O cuidado com o cabelo e o couro cabeludo exige mais de um botânico do que o cuidado com a pele. O mesmo óleo que parece luxuoso no rosto pode achatar cabelos finos ou deixar uma película que o consumidor interpreta como "oleosa". Escolher ingredientes vegetais para o cabelo significa pensar em duas superfícies distintas — a fibra e o couro cabeludo — e em como o produto é usado.
Lendo a fibra: deslizamento e peso
A haste capilar quer lubrificação sem carga. Óleos leves e de rápido espalhamento entregam deslizamento — penteado mais fácil, menos quebra ao pentear — enquanto permanecem imperceptíveis aos sentidos. A jojoba (Simmondsia chinensis), tecnicamente uma cera líquida de estrutura próxima ao sebo, é um pilar aqui por sua sensação leve. O óleo de semente de brócolis (Brassica oleracea italica) conquistou reputação por deslizamento e brilho naturais, às vezes posicionado como uma alternativa vegetal à sensação de silicone. O argão (Argania spinosa) fica no meio — mais rico, prezado por suavizar e dar brilho a cabelos médios a grossos. Materiais mais pesados como rícino ou oliva são melhor reservados para texturas muito grossas ou uso de enxágue.
O couro cabeludo é pele
O couro cabeludo comporta-se como pele, não como cabelo, e os botânicos que lhe convêm são diferentes. Os óleos essenciais de alecrim (Rosmarinus officinalis) e hortelã-pimenta (Mentha piperita) trazem uma assinatura sensorial fresca, refrescante e energizante que os consumidores associam a produtos para o couro cabeludo. Os extratos de urtiga (Urtica dioica) carregam uma narrativa botânica tradicional. Todos eles pertencem a níveis baixos e deliberados dentro da orientação IFRA e de uma avaliação de segurança do produto acabado — o couro cabeludo pode ser reativo, e os óleos essenciais conquistam seu lugar pela contenção.

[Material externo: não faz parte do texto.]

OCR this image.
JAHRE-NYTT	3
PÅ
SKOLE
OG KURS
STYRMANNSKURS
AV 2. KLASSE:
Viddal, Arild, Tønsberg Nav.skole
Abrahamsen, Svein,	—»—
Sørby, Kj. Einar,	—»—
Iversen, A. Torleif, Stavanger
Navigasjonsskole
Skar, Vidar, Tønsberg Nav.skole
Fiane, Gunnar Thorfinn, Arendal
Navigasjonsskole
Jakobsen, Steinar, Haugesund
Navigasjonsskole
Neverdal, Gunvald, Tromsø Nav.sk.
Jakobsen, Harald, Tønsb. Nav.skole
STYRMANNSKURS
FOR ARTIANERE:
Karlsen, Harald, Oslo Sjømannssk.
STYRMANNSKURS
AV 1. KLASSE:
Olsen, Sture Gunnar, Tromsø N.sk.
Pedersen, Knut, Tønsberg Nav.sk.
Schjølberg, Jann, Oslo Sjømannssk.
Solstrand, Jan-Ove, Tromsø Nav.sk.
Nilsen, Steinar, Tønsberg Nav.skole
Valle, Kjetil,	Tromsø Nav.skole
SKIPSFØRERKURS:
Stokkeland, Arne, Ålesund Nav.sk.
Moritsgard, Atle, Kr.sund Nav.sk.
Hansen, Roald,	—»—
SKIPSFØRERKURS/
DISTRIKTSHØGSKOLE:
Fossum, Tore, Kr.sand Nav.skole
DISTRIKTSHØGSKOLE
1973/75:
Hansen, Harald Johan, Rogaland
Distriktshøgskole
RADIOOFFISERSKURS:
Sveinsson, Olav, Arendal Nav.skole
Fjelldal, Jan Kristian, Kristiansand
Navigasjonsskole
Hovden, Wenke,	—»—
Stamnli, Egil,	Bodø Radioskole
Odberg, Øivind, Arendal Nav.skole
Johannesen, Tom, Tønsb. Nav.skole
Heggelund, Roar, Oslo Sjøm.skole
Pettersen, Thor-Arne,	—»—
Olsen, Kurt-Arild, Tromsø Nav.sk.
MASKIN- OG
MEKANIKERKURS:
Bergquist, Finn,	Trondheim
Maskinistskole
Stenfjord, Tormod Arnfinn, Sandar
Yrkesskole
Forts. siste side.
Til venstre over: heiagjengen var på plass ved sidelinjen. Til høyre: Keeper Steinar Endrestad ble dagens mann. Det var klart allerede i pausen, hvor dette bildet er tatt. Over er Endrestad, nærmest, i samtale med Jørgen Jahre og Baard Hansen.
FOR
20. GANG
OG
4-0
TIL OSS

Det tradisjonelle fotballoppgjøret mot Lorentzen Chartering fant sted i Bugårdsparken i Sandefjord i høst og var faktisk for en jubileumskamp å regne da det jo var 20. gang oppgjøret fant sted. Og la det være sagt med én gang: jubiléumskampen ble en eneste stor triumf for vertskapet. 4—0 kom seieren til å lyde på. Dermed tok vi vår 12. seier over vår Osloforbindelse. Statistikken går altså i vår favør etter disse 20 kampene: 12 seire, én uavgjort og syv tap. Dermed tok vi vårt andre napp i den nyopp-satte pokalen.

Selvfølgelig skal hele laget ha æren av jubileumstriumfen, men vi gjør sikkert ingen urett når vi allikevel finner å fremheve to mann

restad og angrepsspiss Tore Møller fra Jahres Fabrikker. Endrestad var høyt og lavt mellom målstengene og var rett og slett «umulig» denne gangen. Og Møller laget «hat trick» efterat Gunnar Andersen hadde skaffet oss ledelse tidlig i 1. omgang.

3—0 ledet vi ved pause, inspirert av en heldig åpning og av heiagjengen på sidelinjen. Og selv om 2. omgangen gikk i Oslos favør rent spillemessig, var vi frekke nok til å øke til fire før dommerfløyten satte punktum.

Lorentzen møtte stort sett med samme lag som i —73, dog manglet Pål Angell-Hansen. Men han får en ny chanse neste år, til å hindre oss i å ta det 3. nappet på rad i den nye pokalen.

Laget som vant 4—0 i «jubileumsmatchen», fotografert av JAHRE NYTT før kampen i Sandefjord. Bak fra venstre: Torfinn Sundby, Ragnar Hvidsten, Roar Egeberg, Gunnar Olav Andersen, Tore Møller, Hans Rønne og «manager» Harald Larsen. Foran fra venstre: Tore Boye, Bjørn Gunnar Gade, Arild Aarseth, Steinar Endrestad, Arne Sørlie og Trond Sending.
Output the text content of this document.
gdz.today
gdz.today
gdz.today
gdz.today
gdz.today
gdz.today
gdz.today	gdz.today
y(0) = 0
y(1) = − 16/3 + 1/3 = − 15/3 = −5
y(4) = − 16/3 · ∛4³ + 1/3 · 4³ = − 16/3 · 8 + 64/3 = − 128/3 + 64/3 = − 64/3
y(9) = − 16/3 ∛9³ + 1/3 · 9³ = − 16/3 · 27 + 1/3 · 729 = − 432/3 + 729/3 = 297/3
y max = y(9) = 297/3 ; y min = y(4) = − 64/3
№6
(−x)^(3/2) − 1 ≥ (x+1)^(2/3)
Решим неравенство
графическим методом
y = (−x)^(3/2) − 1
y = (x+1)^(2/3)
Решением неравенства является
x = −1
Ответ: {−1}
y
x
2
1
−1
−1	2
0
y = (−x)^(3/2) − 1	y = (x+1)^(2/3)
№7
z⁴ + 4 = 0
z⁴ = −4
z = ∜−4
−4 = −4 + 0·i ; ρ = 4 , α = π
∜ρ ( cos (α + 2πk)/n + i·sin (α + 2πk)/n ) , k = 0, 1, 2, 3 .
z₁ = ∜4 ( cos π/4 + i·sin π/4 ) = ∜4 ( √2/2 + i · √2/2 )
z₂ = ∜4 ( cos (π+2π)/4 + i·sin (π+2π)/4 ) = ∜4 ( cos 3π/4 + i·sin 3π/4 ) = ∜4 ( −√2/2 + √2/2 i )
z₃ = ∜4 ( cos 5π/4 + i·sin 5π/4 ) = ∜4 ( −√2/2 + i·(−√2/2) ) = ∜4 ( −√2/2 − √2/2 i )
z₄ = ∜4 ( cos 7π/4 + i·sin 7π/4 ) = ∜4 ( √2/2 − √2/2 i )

Hidrolatos como ativos da fase aquosa
Subprodutos da destilação, os hidrolatos (água de alecrim, água de urtiga, água de hortelã-pimenta) permitem construir uma narrativa botânica na fase aquosa, em vez da fase oleosa. Eles substituem parte da água, contribuem com uma nota aromática leve e uma narrativa clean-label, e convêm a sprays, enxágues e leave-ins leves. São diluídos, variam conforme o lote de destilação e ainda assim precisam de preservação completa — especifique o nome latino e um CoA.
Enxágue versus leave-on
A ocasião de uso reformula cada escolha:
| Fator | Enxágue (xampu, máscara) | Leave-on (sérum, leave-in) |
|---|---|---|
| Tolerância ao peso do óleo | Maior — grande parte é removida | Menor — permanece na fibra |
| Nível de óleo essencial | Conservador | Mais conservador |
| Prioridade | Deposição, sensação de espuma | Baixo resíduo, deslizamento, sensação leve |
Substanciando a alegação
As alegações capilares cosméticas devem permanecer cosméticas. Condicionamento, deslizamento, brilho, maciez, manuseabilidade e conforto do couro cabeludo são todos defensáveis com painéis sensoriais, dados de força de penteado ou medição de brilho. Crescimento capilar, antiqueda e promessas terapêuticas semelhantes estão fora dos limites — elas empurram o produto para uma categoria regulatória diferente. Estruture o briefing em torno do efeito cosmético que você pode comprovar, então escolha o botânico que o entrega e fixe o grau com INCI, nome latino e um CoA.